RFI – Chronique Une semaine d’actualité, du 25 juillet 2017 <<Pierre-François Mouriaux: «De Gagarine à Thomas Pesquet» >> de 8’19’’ > 11’31’’
Pierre-Edouard Deldique : Pierre-François Mouriaux, donc dans votre livre, De Gagarine à Thomas Pesquet : L’entente est dans l’espace, le mot entente est important. Vous revenez sur, et vous nous rappelez que l’espace, ce fut d’abord une rivalité entre l’Union soviétique, qui, la première, a conquis l’espace et les Etats-Unis.
Pierre-François Mouriaux : Complètement. En fait, les Russes ont profité d’un avantage lié à leur position géographique, à la fin de la deuxième guerre mondiale. Les deux blocs qui se sont installés ont fait que les Russes, en fait, s’ils voulaient toucher le territoire américain, ont dû développer des missiles intercontinentaux, alors que les Américains se sont moins intéressés aux fusées longue portée puisque,
eux, ils avaient la possibilité d’approcher des missiles le long du rideau de fer. Les Russes – enfin, les Soviétiques à l’époque – quand ils se sont approchés des Etats-Unis – on se rappelle la crise de Cuba – c’était compliqué. Donc ils ont développé des fusées à longue portée. Une fois qu’on sait faire des missiles intercontinentaux, qui passent d’un continent à l’autre, transformer cette fusée en lanceur spatial, c’est pas très très compliqué. Et les Américains n’ont pas vu vraiment ça venir. Ils voulaient faire du spatial, c’était annoncé, mais ils ont pris leur temps. Finalement, ce sont les Russes qui se sont mis les premiers dans la conquête spatiale et ont eu quelques années d’avance pendant un petit moment…
Pierre-Edouard Deldique : Avec deux exemples : 1957, Spoutnik et les premiers « bip » dans l’espace… Un petit objet rond, il me semble, une sorte de ballon.
Pierre-François Mouriaux : Voilà, c’est ça.

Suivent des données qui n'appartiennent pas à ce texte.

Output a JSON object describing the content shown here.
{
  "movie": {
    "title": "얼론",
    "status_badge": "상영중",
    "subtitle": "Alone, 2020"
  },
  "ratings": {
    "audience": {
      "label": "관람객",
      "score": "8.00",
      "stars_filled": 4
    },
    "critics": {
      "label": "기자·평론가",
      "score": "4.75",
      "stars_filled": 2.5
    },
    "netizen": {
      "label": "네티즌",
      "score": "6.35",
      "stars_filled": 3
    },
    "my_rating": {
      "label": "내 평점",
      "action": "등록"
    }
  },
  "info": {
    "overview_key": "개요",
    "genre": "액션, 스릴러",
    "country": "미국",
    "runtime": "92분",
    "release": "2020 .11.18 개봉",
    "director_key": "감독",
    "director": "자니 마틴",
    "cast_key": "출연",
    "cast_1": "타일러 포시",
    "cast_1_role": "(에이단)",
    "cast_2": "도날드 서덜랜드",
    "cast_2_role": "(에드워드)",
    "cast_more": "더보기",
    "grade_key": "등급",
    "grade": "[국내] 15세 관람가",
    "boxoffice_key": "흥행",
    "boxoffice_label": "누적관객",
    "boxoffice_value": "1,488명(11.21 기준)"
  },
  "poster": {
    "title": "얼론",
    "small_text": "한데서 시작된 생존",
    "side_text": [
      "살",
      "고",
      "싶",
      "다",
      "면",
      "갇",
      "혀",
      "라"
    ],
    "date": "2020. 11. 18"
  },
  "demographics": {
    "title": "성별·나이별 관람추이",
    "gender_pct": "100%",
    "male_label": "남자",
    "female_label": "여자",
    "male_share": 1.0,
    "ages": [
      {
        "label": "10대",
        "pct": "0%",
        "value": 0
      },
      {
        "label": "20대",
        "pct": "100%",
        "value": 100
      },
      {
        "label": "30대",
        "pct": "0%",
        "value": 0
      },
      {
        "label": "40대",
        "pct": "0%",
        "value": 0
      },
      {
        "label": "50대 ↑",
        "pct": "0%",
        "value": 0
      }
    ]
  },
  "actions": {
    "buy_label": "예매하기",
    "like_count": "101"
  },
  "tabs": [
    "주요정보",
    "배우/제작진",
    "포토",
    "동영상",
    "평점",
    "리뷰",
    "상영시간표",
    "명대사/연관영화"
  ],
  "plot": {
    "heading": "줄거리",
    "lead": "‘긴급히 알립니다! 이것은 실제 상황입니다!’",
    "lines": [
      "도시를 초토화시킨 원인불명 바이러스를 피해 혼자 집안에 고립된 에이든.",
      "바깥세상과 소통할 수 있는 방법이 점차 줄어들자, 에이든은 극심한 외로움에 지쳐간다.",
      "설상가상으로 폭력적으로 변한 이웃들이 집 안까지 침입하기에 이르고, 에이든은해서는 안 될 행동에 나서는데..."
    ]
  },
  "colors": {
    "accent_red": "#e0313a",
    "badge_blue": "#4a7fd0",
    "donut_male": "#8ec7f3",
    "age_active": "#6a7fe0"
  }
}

Une sphère, avec quatre antennes, et deux émetteurs à bord qui faisaient simplement « bip-bip ». Mais en termes de retentissement médiatique, c’était incroyable.
Pierre-Edouard Deldique : Et quatre ans plus tard, Gagarine, premier homme dans l’espace, 1961.
Pierre-François Mouriaux : L’accélération des débuts de la conquête spatiale est incroyable. Donc les Russes, en fait, avaient un lanceur qui était beaucoup plus puissant que ce qui permettait d’envoyer le premier Spoutnik, qui faisait le poids d’un homme, 83 kg, et puis Gagarine, c’est 1,3tonnes. Mais le lanceur était déjà prêt, puisqu’il était capable d’envoyer la bombe atomique dans sa version missile. Les Américains n’avaient pas de lanceur. Ils avaient récupéré des ingénieurs allemands, ils faisaient des petits tests, mais ils étaient très en retard, donc les Russes ont profité de cette avance, et sont montés graduellement. Mais ce qui est incroyable aussi, c’est que les Américains, vexés, ont lancé le programme lunaire, et entre 1957 et l’homme sur la lune, il n’y a que 12 ans. Cette accélération, qui est liée, vraiment, à la propagande, à la Guerre Froide, à cette course à l’espace, est assez incroyable…
Pierre-Edouard Deldique : Avec les célèbres missions Apollo, qui ont permis à l’homme de conquérir la lune, de marcher sur la Lune…
Pierre-François Mouriaux : Alors, elles ont permis à l’homme de marcher sur la lune, complètement. On n’est jamais allés au-delà avec des humains. Avec des sondes, si, mais avec des humains, pour l’instant, c’est la destination ultime. Mais c’est aussi la victoire américaine, pour le coup. Les Américains étaient très vexés, alors du Spoutnik, très inquiets, parce qu’ils se demandaient si les Russes allaient mettre des bombes depuis l’espace. Gagarine, ils étaient vexés parce qu’ils avaient dit qu’ils seraient les premiers à envoyer des hommes, en 1959, et deux ans après, les Russes les ont doublés sur le poteau. Donc ils ont lancé le programme Kennedy en 1961, quelques semaines après que Gagarine a lancé le défi lunaire, pas complètement sûrs qu’ils gagneraient. Mais que les Américains gagnent, et que les Russes abandonnent, on connaît aujourd’hui les programmes secrets soviétiques qui étaient dans la course… voilà, c’était le K.O. américain.
Pierre-Edouard Deldique : Avec la belle fusée Saturne 5, dont tous les enfants de cette génération, à laquelle j’appartiens, ont eu la maquette, dans la chambre…
Pierre-François Mouriaux : La fusée Saturne 5, qui reste l’un des lanceurs les plus puissants du monde…
Pierre-Edouard Deldique : … à ce jour.